Fig. 4© The resistance quantity and capacitance value of China are chosen according to the empirical data: If the capacitance value of PM200DSA060 is 0. 221xF~0. 47xF, the withstand voltage value is 1 of IGBT. From 1 time to 1. 5 times, is resistance quantity 10? -20? ,The resistance power presses P =FCU2xlO-6 calculates, among them f is IGBT operating frequency, u is the working peak voltage of IGBT. C is the buffer circuit and series capacity of the resistor. The diode chooses the fast recovery diode. In order to guarantee the reliability of the buffer circuit, can choose to capsulate the good buffer circuit illustrated in Fig. 4 according to the power magnitude.

In addition, because the stray inductance within bus wire inductor, buffer circuit and component has maximal influence on IPM, especially high-power IPM, it is good to be small. It needs the hand from many aspects to reduce the inductance: The direct-flow bus wire should be lacked trying hard; The buffer circuit should near the module as much as possible; Choose low inductive propene polymer electrodeless capacitor, fast buffer diode matched with IPM and have no sense to discharge the resistor.

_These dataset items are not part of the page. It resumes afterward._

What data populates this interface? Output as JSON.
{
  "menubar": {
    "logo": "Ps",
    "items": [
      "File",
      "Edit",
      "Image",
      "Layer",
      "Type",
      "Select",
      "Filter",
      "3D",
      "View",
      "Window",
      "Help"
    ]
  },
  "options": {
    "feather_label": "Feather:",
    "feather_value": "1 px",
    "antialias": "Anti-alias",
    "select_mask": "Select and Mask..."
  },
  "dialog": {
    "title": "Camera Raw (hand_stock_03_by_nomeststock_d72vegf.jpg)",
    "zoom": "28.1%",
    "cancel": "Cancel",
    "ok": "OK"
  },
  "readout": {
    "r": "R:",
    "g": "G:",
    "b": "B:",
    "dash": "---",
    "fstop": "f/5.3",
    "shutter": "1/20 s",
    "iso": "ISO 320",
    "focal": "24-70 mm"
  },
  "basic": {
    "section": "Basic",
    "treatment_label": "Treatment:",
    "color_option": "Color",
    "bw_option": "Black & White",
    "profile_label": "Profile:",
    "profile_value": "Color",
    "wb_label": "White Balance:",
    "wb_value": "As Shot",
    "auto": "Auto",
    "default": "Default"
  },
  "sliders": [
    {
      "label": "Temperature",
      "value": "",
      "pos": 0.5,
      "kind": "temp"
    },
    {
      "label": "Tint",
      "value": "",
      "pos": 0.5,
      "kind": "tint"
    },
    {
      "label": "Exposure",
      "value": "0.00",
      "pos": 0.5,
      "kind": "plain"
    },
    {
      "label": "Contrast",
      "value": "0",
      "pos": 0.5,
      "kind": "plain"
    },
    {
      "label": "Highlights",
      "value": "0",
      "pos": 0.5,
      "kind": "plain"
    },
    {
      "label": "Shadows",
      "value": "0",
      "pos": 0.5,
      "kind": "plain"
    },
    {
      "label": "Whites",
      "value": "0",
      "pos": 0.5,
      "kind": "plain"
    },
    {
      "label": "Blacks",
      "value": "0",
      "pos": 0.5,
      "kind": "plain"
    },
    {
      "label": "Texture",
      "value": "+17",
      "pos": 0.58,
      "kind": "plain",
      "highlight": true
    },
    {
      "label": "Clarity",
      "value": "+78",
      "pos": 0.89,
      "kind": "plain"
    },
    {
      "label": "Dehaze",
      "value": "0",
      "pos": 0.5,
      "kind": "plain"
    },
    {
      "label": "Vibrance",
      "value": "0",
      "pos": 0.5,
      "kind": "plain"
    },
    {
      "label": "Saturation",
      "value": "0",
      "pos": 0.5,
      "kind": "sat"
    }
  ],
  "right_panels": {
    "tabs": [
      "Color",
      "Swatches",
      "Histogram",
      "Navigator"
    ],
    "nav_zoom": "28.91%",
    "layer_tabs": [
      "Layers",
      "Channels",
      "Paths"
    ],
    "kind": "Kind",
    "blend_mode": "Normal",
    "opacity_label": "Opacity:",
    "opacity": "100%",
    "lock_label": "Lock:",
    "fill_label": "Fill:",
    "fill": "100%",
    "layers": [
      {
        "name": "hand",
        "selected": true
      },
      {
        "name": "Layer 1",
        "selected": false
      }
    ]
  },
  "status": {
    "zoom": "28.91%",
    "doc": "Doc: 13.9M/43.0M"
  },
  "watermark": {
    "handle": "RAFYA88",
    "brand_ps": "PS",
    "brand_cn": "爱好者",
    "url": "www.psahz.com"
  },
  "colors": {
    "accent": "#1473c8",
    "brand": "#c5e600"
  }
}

6 IPM application in the single-phase full-bridge inverter

The inverter circuit of single-phase full-bridge illustrated in Fig. 5 is mainly made up of inverter circuit and controlling circuit. The inverter circuit includes reversing full-bridge and smoothing circuit, among them reverse the full-bridge and finish running to the variety that is exchanged continuously. The harmonic composition of filtration of smoothing circuit, in order to get required alternating current; The controlling circuit finishes the concurrent implementation of control on gas switching tube in the bridge inverter and protects the function partly.

The picture one is made up of 4 gas switching tubes and 4 fly-wheel diodes against turning into the full-bridge, make-and-break under the high-frequency condition of the gas switching tube while working. Switch snap switch tube-voltage and electric current become great, it is great to loss, junction temperature rises, in addition, loop parasitic inductance of power, shaking and noise,etc.. It is extremely apt to cause the gas switching tube to be damaged instant, design protective circuit and driving circuit of the gas switching tube with daily discrete component in the past, cause the circuit hugely and unreliable.

I adopt a pair of a pair of unit IPM module PM200DSA060s to replace in the picture separately Vl, D1, V2, D2 making up and V3, D3, v4, D4 make up and form inverter circuit of the full-bridge, utilize DSP control on IPM, finish the designs and debugging of the intermediate frequency 20kW, 230V inverter, have adopted driving circuit as stated above, Fig. 4© Buffer circuit and software IPM protective circuit based on that DSP controls of China. Design practice to show: Use IPM reducible system hardware circuit, shorten systematic development time, improve reliability, reduced volume, improve protective power.